Patients must comply with the treatment of comorbidities, including renal disease, diabetes mellitus, and cystic fibrosis. Patients should be educated to take their prescribed immunosuppressive drugs needed to avoid organ rejection and improve their quality of life. Rejection caused by nonadherence affects 50% of the adolescents in some countries.[17]

Pearls and Other Issues

The following factors should be kept in mind during acute transplantation reaction management:

  • In cases of liver transplantation, bleeding is prevalent as the procedure is complicated. Surgeons are required to revascularize a grafted liver. However, rejection episodes are milder and require less immunosuppression.
  • In patients undergoing skin grafting (eg, severely burned patients), HLA typing is not done in practice because of the endogenous immunosuppressive effect of severe burns.
  • HLA typing for corneal grafts is unnecessary as corneas are obtained from cadaveric donors.
  • For heart transplantation, cyclosporin improves the survival of this graft. Heart transplantation requires ABO compatibility but not HLA typing. Serial endomyocardial biopsies that show increased HLA class I expression by myocardial cells suggest early rejection and speed up a major postoperative problem of atherosclerosis in the graft coronary arteries, which is a cause of death in those that survive >1 year.
  • Lung transplantation is indicated for chronic airway disease, cystic fibrosis, and other potentially fatal lung diseases. Acute rejection is a leading cause of death in this transplantation. The current immunosuppressive regimen and best-practice surgical operation result in a 3-year survival rate of over 50%. Infection is a common cause of death.
  • Graft survival correlates with HLA compatibility in pancreatic transplantation. Transplantation of isolated islets is more successful in reducing their immunogenicity.

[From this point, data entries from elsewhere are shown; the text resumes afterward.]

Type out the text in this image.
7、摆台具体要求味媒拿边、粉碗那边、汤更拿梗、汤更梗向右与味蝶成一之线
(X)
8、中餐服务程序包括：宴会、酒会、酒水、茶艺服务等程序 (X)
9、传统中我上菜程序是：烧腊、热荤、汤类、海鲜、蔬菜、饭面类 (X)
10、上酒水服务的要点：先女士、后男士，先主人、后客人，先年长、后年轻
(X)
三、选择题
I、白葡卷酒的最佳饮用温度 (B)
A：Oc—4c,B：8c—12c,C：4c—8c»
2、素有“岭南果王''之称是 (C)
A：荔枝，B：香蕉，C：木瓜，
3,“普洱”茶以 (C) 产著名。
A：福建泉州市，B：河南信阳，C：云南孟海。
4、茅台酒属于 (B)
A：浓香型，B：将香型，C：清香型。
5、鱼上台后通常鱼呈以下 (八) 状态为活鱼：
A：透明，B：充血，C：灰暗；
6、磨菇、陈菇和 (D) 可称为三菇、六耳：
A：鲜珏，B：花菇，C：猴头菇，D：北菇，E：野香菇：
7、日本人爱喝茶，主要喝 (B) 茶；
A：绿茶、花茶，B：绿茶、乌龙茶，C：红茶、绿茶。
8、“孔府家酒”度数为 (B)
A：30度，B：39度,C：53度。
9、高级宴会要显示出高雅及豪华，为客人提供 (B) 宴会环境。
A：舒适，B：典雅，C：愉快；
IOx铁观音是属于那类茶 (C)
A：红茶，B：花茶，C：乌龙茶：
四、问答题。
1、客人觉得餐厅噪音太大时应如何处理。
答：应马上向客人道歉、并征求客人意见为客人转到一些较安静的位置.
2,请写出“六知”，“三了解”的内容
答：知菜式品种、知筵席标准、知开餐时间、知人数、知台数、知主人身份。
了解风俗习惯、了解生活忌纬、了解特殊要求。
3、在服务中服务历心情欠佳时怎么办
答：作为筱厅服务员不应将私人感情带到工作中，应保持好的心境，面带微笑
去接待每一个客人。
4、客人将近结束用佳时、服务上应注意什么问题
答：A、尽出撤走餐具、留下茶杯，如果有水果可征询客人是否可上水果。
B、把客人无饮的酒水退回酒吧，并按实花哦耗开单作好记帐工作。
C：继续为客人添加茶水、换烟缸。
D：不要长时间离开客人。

Enhancing Healthcare Team Outcomes

An interprofessional team approach is pivotal in educating and managing patients with acute transplantation rejection. Physicians, advanced practitioners, nurses, pharmacists, and other health professionals collaborate to provide comprehensive care, advising patients on treatment options and offering psychological support. Regular monitoring ensures early diagnosis and intervention, optimizing graft preservation and preventing further rejection episodes. Clear communication and coordinated efforts among team members enhance patient-centered care, improve outcomes, ensure patient safety, and optimize overall team performance in managing acute transplantation rejection.